私が小学生の頃(九〇年代前半と思ってください)は、休日に学校の運動場へ行くと、保護者らがバザーやらキックベースやら餅つき大会やら、いろいろとやっていました。その一環で、老人達がこのゲートボールをしていたのです。当時、母が子供会の役員をしていたので(ベルマークとかを集めていた覚えがありますけど、あれ何だったんでしょうね。今でもあるのかな?)、私はこの「催し」に何度かくっついて行ったことがあります。

で、ある日、そのゲートボール(みたいなもの)で遊ぶことになった。そんな記憶があります。その「催し」でたまたま顔を合わせた、同級生の女子Nさん(彼女は後に転校してしまった)と二人で何ホールかを回りました。

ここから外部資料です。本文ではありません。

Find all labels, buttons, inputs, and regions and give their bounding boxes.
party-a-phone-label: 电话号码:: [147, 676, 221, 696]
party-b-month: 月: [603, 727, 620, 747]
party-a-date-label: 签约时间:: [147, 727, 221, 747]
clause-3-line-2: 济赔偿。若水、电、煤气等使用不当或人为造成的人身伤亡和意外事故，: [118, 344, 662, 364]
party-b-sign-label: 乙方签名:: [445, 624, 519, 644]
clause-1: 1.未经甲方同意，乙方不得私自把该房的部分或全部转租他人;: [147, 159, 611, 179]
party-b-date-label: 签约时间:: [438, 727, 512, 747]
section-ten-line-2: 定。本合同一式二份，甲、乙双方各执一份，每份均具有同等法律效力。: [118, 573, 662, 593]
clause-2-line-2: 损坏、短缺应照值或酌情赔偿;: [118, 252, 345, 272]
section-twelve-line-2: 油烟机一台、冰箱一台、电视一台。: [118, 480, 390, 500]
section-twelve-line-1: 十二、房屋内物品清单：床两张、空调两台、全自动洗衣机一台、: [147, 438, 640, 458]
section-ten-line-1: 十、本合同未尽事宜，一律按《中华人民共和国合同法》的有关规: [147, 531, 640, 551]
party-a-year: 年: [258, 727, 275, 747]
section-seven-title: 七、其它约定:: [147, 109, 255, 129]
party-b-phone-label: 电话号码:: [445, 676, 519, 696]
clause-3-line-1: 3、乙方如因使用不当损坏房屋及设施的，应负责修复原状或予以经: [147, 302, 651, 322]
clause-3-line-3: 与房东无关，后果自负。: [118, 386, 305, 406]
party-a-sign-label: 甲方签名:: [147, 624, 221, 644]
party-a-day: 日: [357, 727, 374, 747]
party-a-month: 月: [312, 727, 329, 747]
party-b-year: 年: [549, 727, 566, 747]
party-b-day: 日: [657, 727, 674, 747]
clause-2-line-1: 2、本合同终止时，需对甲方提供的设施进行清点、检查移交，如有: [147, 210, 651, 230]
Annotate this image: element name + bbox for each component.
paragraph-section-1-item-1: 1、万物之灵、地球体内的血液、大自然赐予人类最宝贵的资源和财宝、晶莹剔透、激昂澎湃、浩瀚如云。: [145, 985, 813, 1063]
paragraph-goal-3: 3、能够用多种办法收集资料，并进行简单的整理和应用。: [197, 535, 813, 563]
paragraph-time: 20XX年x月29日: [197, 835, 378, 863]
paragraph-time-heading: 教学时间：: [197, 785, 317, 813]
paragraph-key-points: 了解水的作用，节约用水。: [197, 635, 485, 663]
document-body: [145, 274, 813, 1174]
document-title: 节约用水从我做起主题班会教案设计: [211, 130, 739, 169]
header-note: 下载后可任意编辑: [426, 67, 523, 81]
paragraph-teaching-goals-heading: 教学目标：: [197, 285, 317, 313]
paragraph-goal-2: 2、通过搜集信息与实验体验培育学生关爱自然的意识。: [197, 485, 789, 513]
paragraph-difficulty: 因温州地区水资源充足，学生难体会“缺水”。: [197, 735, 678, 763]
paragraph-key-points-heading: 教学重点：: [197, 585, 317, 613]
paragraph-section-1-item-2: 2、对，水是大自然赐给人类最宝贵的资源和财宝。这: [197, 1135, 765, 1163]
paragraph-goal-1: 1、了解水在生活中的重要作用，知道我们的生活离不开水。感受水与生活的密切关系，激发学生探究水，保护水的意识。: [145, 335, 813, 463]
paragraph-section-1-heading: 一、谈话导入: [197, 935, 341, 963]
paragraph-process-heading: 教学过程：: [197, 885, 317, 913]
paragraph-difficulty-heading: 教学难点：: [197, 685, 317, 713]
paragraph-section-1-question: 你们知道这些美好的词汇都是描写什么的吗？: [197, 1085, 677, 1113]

だから、もしかしたら私のなかでのゲートボールは「幼い男の子が同い年の女の子とデートした」に近いかも知れません。ただただ楽しかった。それだけが思い出です。

ゲートボールで楽しいのは、スティックで打った球がころころ転がり、相手の球に当たることでしょうね。相手の球は想定されたコースを外れ、と同時に、自分の球も想定外のところへ行く。やられた方は「おいおい、何しやがる」でしょうが、やった方だって自分の球がどうなるかはわからない。こういう波乱含みでこそスポーツであり、プレイヤー同士の(ちょっとした)コミュニケーションにもなります。男女二人でプレイしていれば、相手がちょっと気になる場合には、相手の球に自分の球を当てるという形で、公然とちょっかいを出せたりもするわけです。度が過ぎれば嫌がられるでしょうが、それも含めてのコミュニケーション。正式ルールでは妨害行為にあたるかも知れませんが。

オリンピックでもそれをやればいいのに、と思いますね。「おおっと、一番が四番にアプローチ。さぁ四番、どう出る?」「ああっと、四番、まるで意に介さず! 残念。一番、空振りに終わりました」みたいなね。スポーツだかねるとんだかわかりませんが、「平和の祭典」ではある気もします。